The present invention provides a method for digital transmission using an AM transmitter. The method includes: operating an output stage of the AM transmitter in a linear mode and correcting a supply voltage of the output stage in the linear mode as a function of an instantaneous drive so as to improve an efficiency. The correcting is performed by: operating a modulator of the AM transmitter as a switched-mode power supply unit so as to deliver a corrected supply voltage to the output stage; and scanning an envelope of a complex modulated data signal so as to control the correcting, a time constant during the scanning of the envelope enabling an immediate following of a rise in the envelope. The complex modulated data signal is delayed after the scanning so as to perform the correcting during the delay and prevent overdriving of the output stage.
Non-linear distortions can be prevented if the operating point of the transmitter is shifted such that a linear mode of operation arises. For linear operation, the transmitter output stage is driven by the complex modulated data signal (I/Q-signal), as is known from the digital systems DAB and DVB.
The linear operation of the transmitter is advantageous with respect to the spurious emissions. These have spectrally much larger gradients than in the previously described non-linear mode which will allow compliance with the ITU spectrum mask combined with a good alignment of the transmitter. Only the efficiency of the transmitter is very low in linear operation, causing high costs of electricity.
The efficiency during linear operation of the AM transmitter is so poor because the full supply voltage is applied to the transmitter output stage even when the drive of this stage is low, and because power is converted to heat due to the quiescent current of the transmitter output stage. An improved efficiency can be achieved by making the supply voltage not much larger than required by the instantaneous drive of the output stage.

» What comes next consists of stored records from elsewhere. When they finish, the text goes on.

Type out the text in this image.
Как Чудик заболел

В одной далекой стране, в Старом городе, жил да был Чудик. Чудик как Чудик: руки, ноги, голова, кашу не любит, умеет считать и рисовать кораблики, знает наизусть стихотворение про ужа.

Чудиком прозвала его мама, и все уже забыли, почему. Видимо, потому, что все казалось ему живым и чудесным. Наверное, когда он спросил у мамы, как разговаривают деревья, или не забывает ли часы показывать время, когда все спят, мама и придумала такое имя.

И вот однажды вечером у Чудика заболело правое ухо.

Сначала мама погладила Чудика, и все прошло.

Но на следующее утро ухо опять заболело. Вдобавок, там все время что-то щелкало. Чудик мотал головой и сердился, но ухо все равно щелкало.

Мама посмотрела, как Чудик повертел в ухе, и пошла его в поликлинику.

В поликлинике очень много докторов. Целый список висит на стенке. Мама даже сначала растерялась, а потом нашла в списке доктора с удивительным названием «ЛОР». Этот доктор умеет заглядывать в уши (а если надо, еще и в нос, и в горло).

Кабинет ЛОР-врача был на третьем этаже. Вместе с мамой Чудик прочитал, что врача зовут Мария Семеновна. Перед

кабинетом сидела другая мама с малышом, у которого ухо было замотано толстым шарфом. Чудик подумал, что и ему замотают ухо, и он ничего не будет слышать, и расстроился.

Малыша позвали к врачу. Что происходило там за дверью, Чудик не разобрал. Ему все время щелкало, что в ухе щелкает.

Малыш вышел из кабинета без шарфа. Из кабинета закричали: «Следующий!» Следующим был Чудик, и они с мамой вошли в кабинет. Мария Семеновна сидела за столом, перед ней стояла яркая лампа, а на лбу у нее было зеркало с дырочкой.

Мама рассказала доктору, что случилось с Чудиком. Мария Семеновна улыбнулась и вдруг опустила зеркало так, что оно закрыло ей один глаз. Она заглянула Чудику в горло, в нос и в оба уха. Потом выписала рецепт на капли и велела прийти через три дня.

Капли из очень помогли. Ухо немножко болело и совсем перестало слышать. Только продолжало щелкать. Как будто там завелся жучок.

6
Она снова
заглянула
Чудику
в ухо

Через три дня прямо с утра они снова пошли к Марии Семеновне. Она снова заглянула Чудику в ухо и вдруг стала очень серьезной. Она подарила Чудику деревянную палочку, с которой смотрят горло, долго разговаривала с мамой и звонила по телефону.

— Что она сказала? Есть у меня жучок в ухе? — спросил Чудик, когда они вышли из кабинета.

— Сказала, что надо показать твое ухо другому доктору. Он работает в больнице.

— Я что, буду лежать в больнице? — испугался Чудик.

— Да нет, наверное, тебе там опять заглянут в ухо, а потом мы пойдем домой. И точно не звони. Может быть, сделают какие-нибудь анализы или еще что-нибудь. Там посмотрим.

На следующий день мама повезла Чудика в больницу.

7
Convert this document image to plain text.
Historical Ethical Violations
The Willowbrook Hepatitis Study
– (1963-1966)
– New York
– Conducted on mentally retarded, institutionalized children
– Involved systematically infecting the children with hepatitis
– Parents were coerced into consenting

It is important that no overdriving occur within the framework of the correction, not even for a short period of time. Overdrive could occur in that the envelope of the digital signal increases faster than is achieved by the correction of the supply voltage. As a rule, this assumption has to be made since the modulator does not have the required bandwidth. This disadvantage can be eliminated in that the complex digital signal, subsequent to scanning its envelope, is delayed in delay stage 2, prior to being amplified in high frequency preamplifier stages 3, in such a manner that the supply voltage of transmitter output stage 4 can be corrected in the meantime. The complex digital signal is then filtered in transmitter output filter 8. The amplitude detector and the delay stage have to be retrofitted into AM transmitter on the occasion of the conversion to digital operation (see
The time constant of the envelope detector must be such that it is possible to immediately follow a rise in the envelope so that no overdriving occurs with the distortions and spurious emissions resulting therefrom. However, other than is usual, for example, with “dynamic amplitude modulation”, the time constant for the decay can be selected to be exactly as large as for the rise because here it is not required to consider the “auditory impression”. The smaller decay time constant increases the efficiency of the transmitter further.

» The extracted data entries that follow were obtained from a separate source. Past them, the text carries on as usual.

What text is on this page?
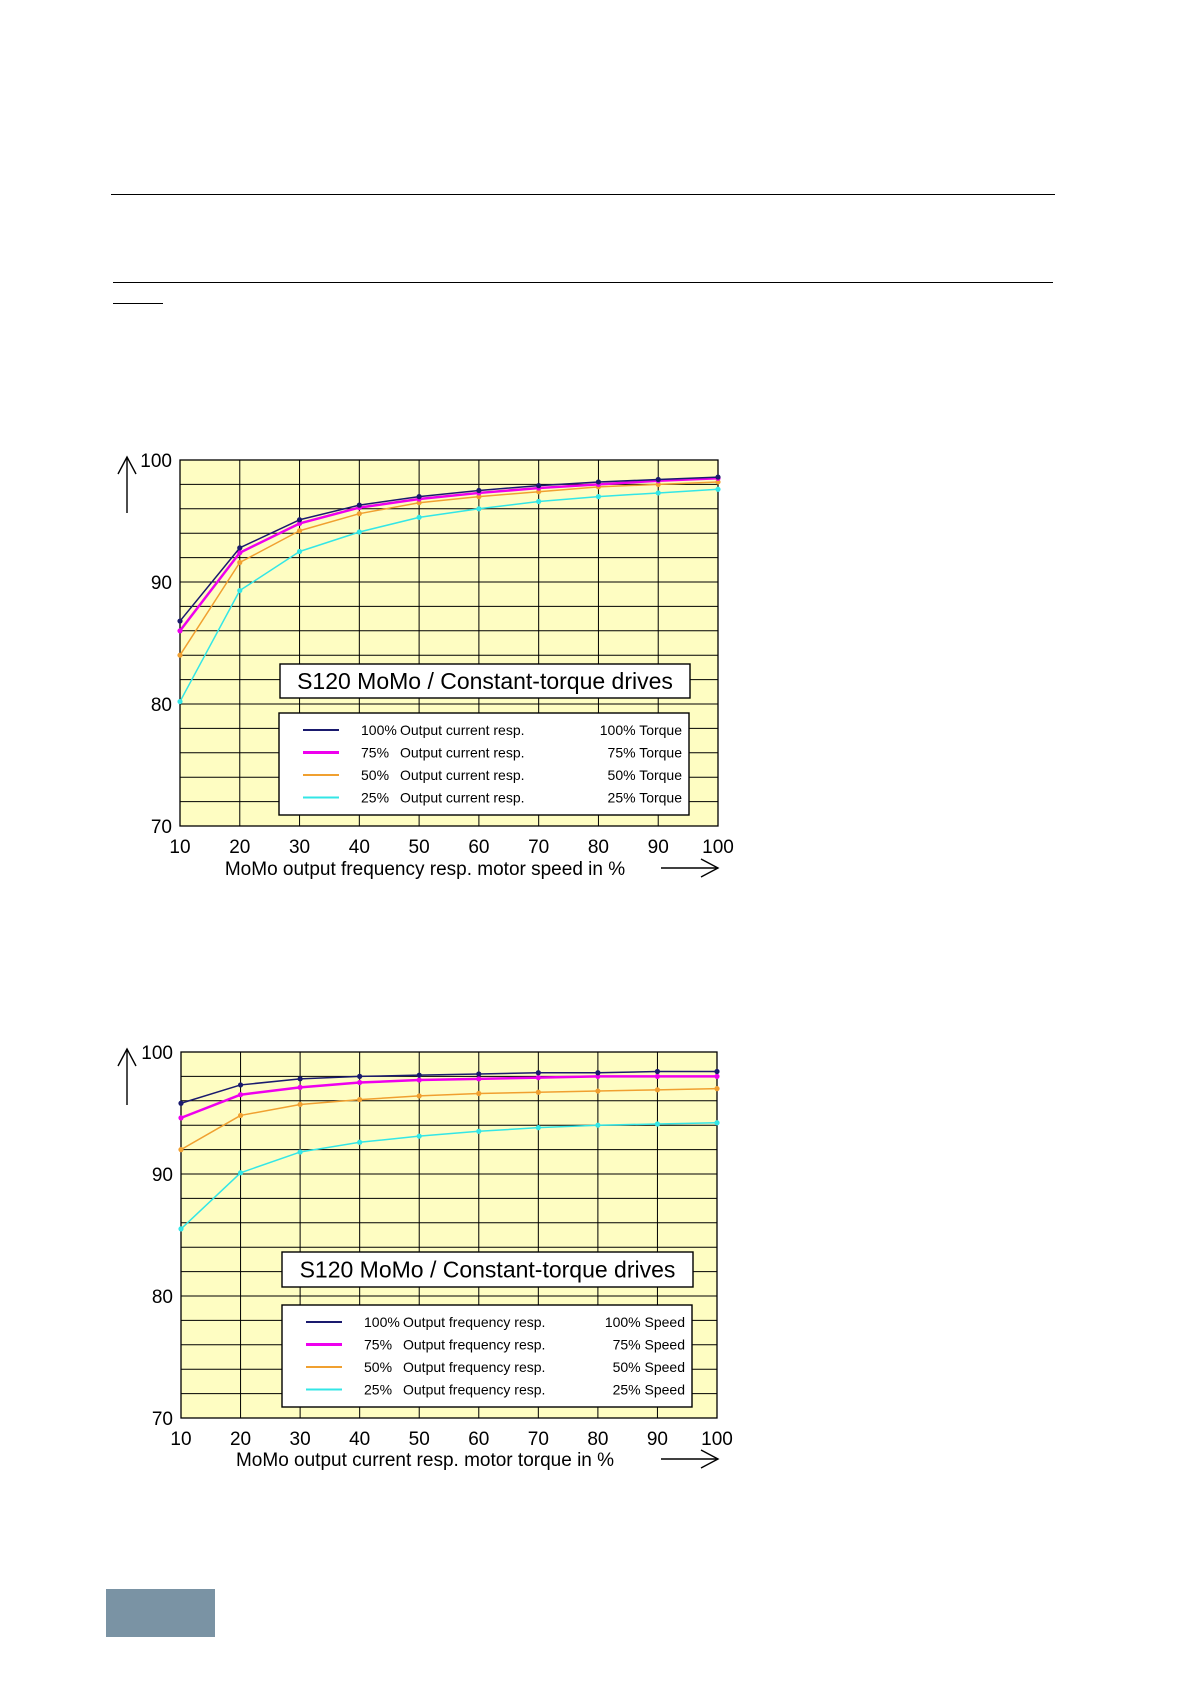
100
90
80
70
10 20 30 40 50 60 70 80 90 100
MoMo output frequency resp. motor speed in %
S120 MoMo / Constant-torque drives
100% Output current resp.	100% Torque
75% Output current resp.	75% Torque
50% Output current resp.	50% Torque
25% Output current resp.	25% Torque
100
90
80
70
10 20 30 40 50 60 70 80 90 100
MoMo output current resp. motor torque in %
S120 MoMo / Constant-torque drives
100% Output frequency resp.	100% Speed
75% Output frequency resp.	75% Speed
50% Output frequency resp.	50% Speed
25% Output frequency resp.	25% Speed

Transmitters which operate with pulse duration modulation (PDM) or with pulse step modulation (PSM) have such modulators in the form of switched-mode power supply units. The voltage obtained from the scanned envelope of the digital signal is used for controlling these PDM or PSM modulators, thereby exactly achieving the correction of the supply voltage for the transmitter output stage according to the envelope of the digital signal. Thus, both objectives are achieved: linear operation and increase of the efficiency of the transmitter to an acceptable value.